INTERLUDE
Dans la Légende, toute trace de vie humaine disparaissait, aussi bien sur Terre que sur les Lunes. Et c’était exact. Mais…
On se souvient peut-être que les dictateurs avaient envoyé sur le satellite artificiel de Blanchard un humain que les chirurgiens avaient précautionneusement mutilé.
Même vous, qui lisez cela, même moi qui l’écris, même les plus hautes sommités scientifiques de notre époque s’avéreraient incapables de préciser ce que l’on avait modifié dans cet organisme humain pour lui inculquer une idée fixe : détruire, tuer.
Une vulgaire lobotomie n’expliquerait pas tout. Mais peut-être, sans le savoir, avait-on modifié ses gènes. D’homme presque normal (il existait déjà en lui une tendance certaine à la brutalité) il était devenu monstre destructeur, instrument de mort.
Cela pour anéantir le satellite de Blanchard. Les chirurgiens avaient tout simplement oublié (à moins qu’ils n’eussent cru certaine sa disparition avec celle du satellite) qu’un tel être pouvait donner naissance à une race de destructeurs… de Tueurs.
Or, à bord du satellite de Blanchard, que Clara nommait Lune 2, vivait la jeune et belle Martha. Le robot humain n’était plus normal, mais on n’avait rien modifié à son système de sensibilité.
Après avoir lui-même (son instinct de Tueur) déclenché la mise en action de l’arme terrifiante dont disposait Blanchard, eh bien il s’était enfui dans une navette spatiale, avec Martha plus ou moins consentante.
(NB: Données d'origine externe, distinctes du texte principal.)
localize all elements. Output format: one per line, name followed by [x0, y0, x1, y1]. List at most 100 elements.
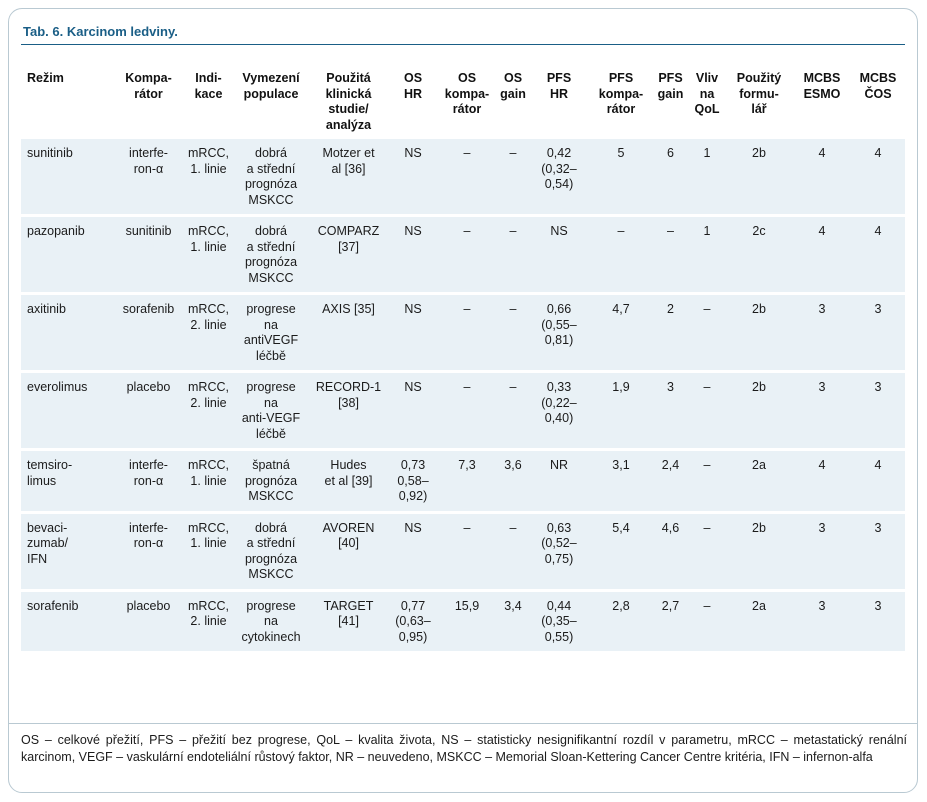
- table-cell: temsiro-limus: [21, 451, 115, 514]
- table-cell: mRCC, 2. linie: [182, 295, 235, 373]
- table-cell: AXIS [35]: [307, 295, 390, 373]
- table-cell: 2b: [725, 295, 793, 373]
- table-cell: 6: [652, 139, 689, 217]
- table-cell: –: [436, 217, 498, 295]
- column-header: MCBS ČOS: [859, 71, 897, 101]
- table-cell: mRCC, 1. linie: [182, 217, 235, 295]
- table-cell: 4: [851, 217, 905, 295]
- table-cell: interfe-ron-α: [115, 139, 182, 217]
- table-cell: axitinib: [21, 295, 115, 373]
- table-cell: 3: [793, 373, 851, 451]
- table-cell: 2c: [725, 217, 793, 295]
- table-cell: 4,7: [590, 295, 652, 373]
- column-header: PFS gain: [657, 71, 684, 101]
- table-cell: bevaci-zumab/IFN: [21, 513, 115, 592]
- table-cell: sunitinib: [115, 217, 182, 295]
- table-cell: 3: [851, 295, 905, 373]
- table-cell: 2,7: [652, 591, 689, 654]
- table-cell: dobrá a střední prognóza MSKCC: [235, 217, 307, 295]
- column-header: PFS kompa-rátor: [598, 71, 644, 116]
- table-cell: 4: [793, 451, 851, 514]
- table-cell: 0,73 0,58– 0,92): [390, 451, 436, 514]
- table-notes: OS – celkové přežití, PFS – přežití bez …: [21, 733, 907, 764]
- column-header: Použitá klinická studie/analýza: [325, 71, 372, 132]
- table-cell: –: [498, 373, 528, 451]
- table-cell: NS: [390, 513, 436, 592]
- table-row: sunitinib interfe-ron-α mRCC, 1. linie dobrá…: [21, 139, 905, 217]
- table-cell: –: [689, 295, 725, 373]
- column-header: Použitý formu-lář: [736, 71, 782, 116]
- column-header: OS HR: [403, 71, 423, 101]
- table-cell: 3: [793, 513, 851, 592]
- table-cell: 5: [590, 139, 652, 217]
- column-header: Indi-kace: [194, 71, 223, 101]
- header-row: Režim Kompa-rátor Indi-kace Vymezení populac…: [21, 51, 905, 139]
- table-cell: TARGET [41]: [307, 591, 390, 654]
- table-cell: NS: [390, 295, 436, 373]
- table-cell: 7,3: [436, 451, 498, 514]
- table-cell: –: [498, 217, 528, 295]
- table-cell: interfe-ron-α: [115, 451, 182, 514]
- table-cell: –: [652, 217, 689, 295]
- table-cell: sorafenib: [21, 591, 115, 654]
- table-cell: placebo: [115, 373, 182, 451]
- table-cell: 3: [851, 373, 905, 451]
- table-cell: 2b: [725, 373, 793, 451]
- table-cell: 0,44 (0,35– 0,55): [528, 591, 590, 654]
- table-cell: 1,9: [590, 373, 652, 451]
- table-cell: 2: [652, 295, 689, 373]
- table-cell: 0,33 (0,22– 0,40): [528, 373, 590, 451]
- table-cell: 3: [851, 591, 905, 654]
- table-cell: 5,4: [590, 513, 652, 592]
- table-row: pazopanib sunitinib mRCC, 1. linie dobrá a st…: [21, 217, 905, 295]
- table-cell: –: [436, 139, 498, 217]
- table-cell: dobrá a střední prognóza MSKCC: [235, 139, 307, 217]
- table-title: Tab. 6. Karcinom ledviny.: [23, 24, 178, 39]
- table-cell: mRCC, 1. linie: [182, 139, 235, 217]
- table-cell: –: [689, 373, 725, 451]
- table-row: everolimus placebo mRCC, 2. linie progrese na…: [21, 373, 905, 451]
- table-cell: –: [436, 373, 498, 451]
- column-header: PFS HR: [546, 71, 572, 101]
- table-cell: 0,63 (0,52– 0,75): [528, 513, 590, 592]
- table-cell: everolimus: [21, 373, 115, 451]
- table-cell: placebo: [115, 591, 182, 654]
- table-cell: 4: [793, 217, 851, 295]
- table-cell: špatná prognóza MSKCC: [235, 451, 307, 514]
- table-cell: 3,4: [498, 591, 528, 654]
- table-cell: –: [436, 513, 498, 592]
- table-cell: 15,9: [436, 591, 498, 654]
- table-cell: 0,77 (0,63– 0,95): [390, 591, 436, 654]
- table-cell: 2a: [725, 451, 793, 514]
- table-cell: dobrá a střední prognóza MSKCC: [235, 513, 307, 592]
- column-header: Vymezení populace: [242, 71, 300, 101]
- column-header: OS kompa-rátor: [444, 71, 490, 116]
- table-cell: 4: [851, 139, 905, 217]
- table-cell: –: [590, 217, 652, 295]
- table-row: sorafenib placebo mRCC, 2. linie progrese na c…: [21, 591, 905, 654]
- table-cell: –: [689, 451, 725, 514]
- table-cell: 2b: [725, 139, 793, 217]
- table-cell: progrese na anti-VEGF léčbě: [235, 373, 307, 451]
- table-cell: 3,6: [498, 451, 528, 514]
- notes-divider: [9, 723, 917, 724]
- table-cell: interfe-ron-α: [115, 513, 182, 592]
- table-cell: –: [498, 295, 528, 373]
- table-cell: RECORD-1 [38]: [307, 373, 390, 451]
- table-cell: –: [689, 591, 725, 654]
- table-cell: 2b: [725, 513, 793, 592]
- table-cell: 2,8: [590, 591, 652, 654]
- data-table: Režim Kompa-rátor Indi-kace Vymezení populac…: [21, 51, 905, 654]
- table-cell: progrese na cytokinech: [235, 591, 307, 654]
- table-cell: 4: [851, 451, 905, 514]
- table-cell: pazopanib: [21, 217, 115, 295]
- title-divider: [21, 44, 905, 45]
- table-cell: 3: [652, 373, 689, 451]
- table-cell: progrese na antiVEGF léčbě: [235, 295, 307, 373]
- table-frame: Tab. 6. Karcinom ledviny. Režim Kompa-rát…: [8, 8, 918, 793]
- table-cell: 0,66 (0,55– 0,81): [528, 295, 590, 373]
- table-cell: NS: [390, 217, 436, 295]
- table-cell: mRCC, 2. linie: [182, 591, 235, 654]
- column-header: MCBS ESMO: [803, 71, 841, 101]
- table-cell: mRCC, 1. linie: [182, 451, 235, 514]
Et longtemps après, quand toute vie humaine avait été balayée, il était revenu sur Terre, dans cette cuvette naturelle où il avait posé l’engin spatial, et il avait murmuré avec une tendresse de monstre :
— Nous deux, Martha, éternellement !
Et peu à peu leur descendance avait repeuplé la Terre.
Leurs premiers enfants étaient nés là. Et ils s’étaient affrontés. Et l’un d’eux avait tué son frère, parce que c’était un Tueur, comme son père, alors que l’autre était doux, calme et simple comme Martha.
Et par la suite il en fut toujours ainsi. Certains naissaient avec des instincts de Tueur et massacraient les autres, si bien que l’humanité finit pas se scinder en groupuscules, les uns tuant, les autres tentant de leur échapper.
Dans ces groupes isolés, pour qu’aucun « serpent » ne se distinguât de la masse, on décida d’éliminer les anormaux – par « anormal » on a toujours désigné celui qui ne ressemble pas aux autres.
Chez les uns, ce furent les bébés Tueurs, chez les autres les bébés limaces, à cette réserve près que, selon la position sociale du père, on découvrait parfois des accommodements avec la Loi. Si Clara et ses compagnons avaient vécu depuis des siècles et des siècles, ils auraient su qu’il en avait toujours été ainsi.